STS Scholars Contribute in Theater of Negotiations at Taipei Biennial 2020

Volume 15, Issue 1

Curated by renowned STS scholar and EASTS editor Bruno Latour and his colleague Martin Guinard, the Taipei Biennial 2020 has not only been one of the very few artistic exhibitions that can be held during the COVID-19 pandemic – it has attracted a quite phenomenal viewership with a curiosity in art and science, the Anthropocene, and artistic/political representation of Gaia. One event at this transdisciplinary celebration was the Theater of Negotiations, organized by the Taiwan STS Association, the International College of Innovation, and the Center for Democratic Innovation and Governance at National Chengchi University, with collaboration from EASTS editors Chia-Ling Wu, Wen-ling Tu, Hsin-Hsing Chen, and Yi-Ping Lin. Dr. Chih-Yuan Yang, one of the main facilitators, kindly offered a resumé of this serious yet light-hearted occasion.

— EASTS Editorial Office

The Taipei Biennial 2020 – ’You and I don’t live on the same planet’ – officially opened at the Taipei Fine Arts Museum on 21 November 2020 and will run through 14 March 2021. The curators of this rare event during the COVID-19 pandemic are Bruno Latour and Martin Guinard, with local collaborator Eva Lin. Focusing on Latour’s thoughts on “The New Climate Regime,” the exhibition discusses the devastating ecological impact which mankind has wrought in the global epoch of the Anthropocene, in just the short period since World War Two. How can we face up to this challenge and choose to do differently, not only at a personal level but also in the entire pattern of exchange and interaction between Earth’s system(s) and humanity?

Latour emphasizes how everyone takes a different geo-social position on the territorial space they occupy and depend upon, and how there are different ties and arrangements between material objects in localities. The ability to reconstruct space with the sensibility of ‘terroir’ means that the relationship between ‘us’ and ‘local land’ need not to be reconstructed under the banner of globalization but needs instead to be rebuilt into a contextual ‘we-place’ linkage which exemplifies object-oriented politics. Because everyone reconstructs and prioritizes different geo-social positions, we all must act as diplomats, cultivating a consultative and diplomatic capacity to join in this new diplomatic collision.

One of the Biennial’s highlights is its Public Programs, and here the Theater of Negotiations took central stage. It was an innovative pedagogical method for exploring the close ties among actants in local sociotechnical controversies and illuminating the cultural understanding of technoscience and the possibility of public engagement through performance. This cooperative project was a joint undertaking by National Taiwan University, National Chengchi University, National Yang-Ming University, National Kaohsiung University of Science and Technology, Shih Hsin University, Academic Sinica, and the Taiwan STS Association. Topics ranged from Anticipating Reproduction, the Pending Future of Nuclear Waste, Revisiting Plasticizer Food, and Offshore Wind Power in Progress, all based on Taiwan’s contemporary technological, social, and ecological landscape and foregrounding complex local issues through simulated negotiations. For more details about each event, please see its Facebook page (in Chinese) at https://www.facebook.com/events/1112426112510188/.

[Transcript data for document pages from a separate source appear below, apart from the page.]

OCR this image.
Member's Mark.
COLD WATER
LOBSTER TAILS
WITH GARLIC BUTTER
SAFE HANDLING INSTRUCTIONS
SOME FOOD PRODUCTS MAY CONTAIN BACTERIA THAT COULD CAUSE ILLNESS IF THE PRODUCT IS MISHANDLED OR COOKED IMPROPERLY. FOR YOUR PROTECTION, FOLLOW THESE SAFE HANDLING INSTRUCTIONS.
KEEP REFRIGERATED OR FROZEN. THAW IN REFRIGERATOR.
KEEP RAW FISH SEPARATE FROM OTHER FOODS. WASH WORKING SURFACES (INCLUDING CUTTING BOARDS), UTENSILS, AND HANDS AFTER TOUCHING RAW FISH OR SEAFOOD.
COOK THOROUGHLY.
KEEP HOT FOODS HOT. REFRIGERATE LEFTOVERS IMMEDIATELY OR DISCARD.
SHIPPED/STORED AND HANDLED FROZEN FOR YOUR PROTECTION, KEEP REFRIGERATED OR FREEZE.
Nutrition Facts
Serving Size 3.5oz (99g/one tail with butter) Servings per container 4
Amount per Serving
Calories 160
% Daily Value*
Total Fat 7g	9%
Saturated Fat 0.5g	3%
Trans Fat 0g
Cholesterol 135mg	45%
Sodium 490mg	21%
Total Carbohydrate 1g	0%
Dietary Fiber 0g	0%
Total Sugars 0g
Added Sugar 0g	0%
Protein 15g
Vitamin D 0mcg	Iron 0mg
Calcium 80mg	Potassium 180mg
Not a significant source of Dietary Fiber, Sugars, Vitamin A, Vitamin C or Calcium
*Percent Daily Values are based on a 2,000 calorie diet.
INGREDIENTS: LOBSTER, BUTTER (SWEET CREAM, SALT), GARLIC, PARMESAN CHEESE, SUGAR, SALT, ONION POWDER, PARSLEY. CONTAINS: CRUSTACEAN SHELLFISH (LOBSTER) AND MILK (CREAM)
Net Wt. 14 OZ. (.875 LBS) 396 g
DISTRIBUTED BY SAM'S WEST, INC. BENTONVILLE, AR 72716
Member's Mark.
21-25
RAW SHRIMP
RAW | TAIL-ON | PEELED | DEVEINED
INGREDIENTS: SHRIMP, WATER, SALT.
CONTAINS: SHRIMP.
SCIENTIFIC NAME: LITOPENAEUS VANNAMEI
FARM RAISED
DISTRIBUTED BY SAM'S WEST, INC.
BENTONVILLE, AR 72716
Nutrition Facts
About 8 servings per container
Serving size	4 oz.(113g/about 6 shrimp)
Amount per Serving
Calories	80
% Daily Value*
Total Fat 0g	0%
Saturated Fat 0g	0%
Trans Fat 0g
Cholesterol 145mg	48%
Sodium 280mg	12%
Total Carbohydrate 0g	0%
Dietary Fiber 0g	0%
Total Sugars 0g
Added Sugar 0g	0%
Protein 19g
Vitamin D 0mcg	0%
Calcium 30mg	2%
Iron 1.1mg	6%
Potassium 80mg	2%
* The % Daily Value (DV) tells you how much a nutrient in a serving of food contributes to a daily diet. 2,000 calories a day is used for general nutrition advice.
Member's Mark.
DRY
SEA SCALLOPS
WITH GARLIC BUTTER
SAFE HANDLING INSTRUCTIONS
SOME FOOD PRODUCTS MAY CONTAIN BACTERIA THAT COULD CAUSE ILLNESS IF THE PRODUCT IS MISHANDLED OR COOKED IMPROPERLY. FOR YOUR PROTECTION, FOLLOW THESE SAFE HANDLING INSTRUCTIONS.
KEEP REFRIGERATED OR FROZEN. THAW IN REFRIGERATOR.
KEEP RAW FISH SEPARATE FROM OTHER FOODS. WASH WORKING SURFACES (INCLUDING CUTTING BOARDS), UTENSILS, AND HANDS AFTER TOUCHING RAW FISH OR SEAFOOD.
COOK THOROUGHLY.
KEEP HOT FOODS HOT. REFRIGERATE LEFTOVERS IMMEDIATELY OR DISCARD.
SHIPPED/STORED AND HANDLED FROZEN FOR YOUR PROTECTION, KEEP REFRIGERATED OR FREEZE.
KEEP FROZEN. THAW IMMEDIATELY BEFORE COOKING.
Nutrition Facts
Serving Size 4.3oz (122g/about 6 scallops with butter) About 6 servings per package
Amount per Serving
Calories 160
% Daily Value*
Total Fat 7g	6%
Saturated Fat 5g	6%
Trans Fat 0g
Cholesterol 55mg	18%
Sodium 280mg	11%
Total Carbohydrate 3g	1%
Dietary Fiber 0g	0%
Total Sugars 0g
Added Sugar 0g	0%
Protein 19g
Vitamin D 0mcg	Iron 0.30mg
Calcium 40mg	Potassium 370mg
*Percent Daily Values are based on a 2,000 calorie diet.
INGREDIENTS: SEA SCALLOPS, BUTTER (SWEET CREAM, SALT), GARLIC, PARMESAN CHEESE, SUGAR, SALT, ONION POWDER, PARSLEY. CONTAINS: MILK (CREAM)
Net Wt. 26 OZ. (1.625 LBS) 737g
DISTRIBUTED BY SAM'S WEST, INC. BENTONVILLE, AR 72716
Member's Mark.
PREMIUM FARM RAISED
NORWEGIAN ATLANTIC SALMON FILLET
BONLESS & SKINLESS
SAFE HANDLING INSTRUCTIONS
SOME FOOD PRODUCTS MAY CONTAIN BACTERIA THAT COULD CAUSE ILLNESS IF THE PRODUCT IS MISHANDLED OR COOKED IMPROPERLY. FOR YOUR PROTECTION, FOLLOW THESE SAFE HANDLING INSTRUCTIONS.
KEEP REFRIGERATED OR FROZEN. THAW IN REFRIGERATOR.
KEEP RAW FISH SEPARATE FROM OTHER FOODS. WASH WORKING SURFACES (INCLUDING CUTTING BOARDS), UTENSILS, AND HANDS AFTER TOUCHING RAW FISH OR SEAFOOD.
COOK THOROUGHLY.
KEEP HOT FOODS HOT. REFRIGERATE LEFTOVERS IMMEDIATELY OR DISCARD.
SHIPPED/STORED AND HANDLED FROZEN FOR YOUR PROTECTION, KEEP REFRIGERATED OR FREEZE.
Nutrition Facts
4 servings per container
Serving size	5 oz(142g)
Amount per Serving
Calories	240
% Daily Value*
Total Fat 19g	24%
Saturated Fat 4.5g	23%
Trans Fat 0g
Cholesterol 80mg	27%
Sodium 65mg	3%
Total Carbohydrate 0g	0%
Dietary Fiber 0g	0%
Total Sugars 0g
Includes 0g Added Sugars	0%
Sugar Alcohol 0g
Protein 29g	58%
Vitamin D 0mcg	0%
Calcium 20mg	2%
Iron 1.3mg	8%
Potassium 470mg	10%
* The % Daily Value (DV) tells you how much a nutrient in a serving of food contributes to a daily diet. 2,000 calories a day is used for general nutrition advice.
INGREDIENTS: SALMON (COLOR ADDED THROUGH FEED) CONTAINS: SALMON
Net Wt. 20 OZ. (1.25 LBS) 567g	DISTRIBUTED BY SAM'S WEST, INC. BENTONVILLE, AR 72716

Students who participated in performances had a chance to develop their multi-party negotiation skills and improve in confidence in their public speaking, learning from this rare opportunity to take a leading role in an event at the museum. It was an attempt to acknowledge current differences and to find a new direction for our future geo-social existence, however tentative and initial the start may be.

The performances were put on before a public audience in Basement Gallery D of the museum from late November to the end of December 2020. The event was attended by 15 teaching faculty and 60-plus students, both undergraduate and postgraduate, and attracted more than 550 visits. The organizing and administrative team of the Taiwan STS Association has had the whole planning preparation process across five universities well documented by photography, videos, and recorded interviews. A documentary and an edited book depicting the originating, devising, and implementing phases are planned for 2021.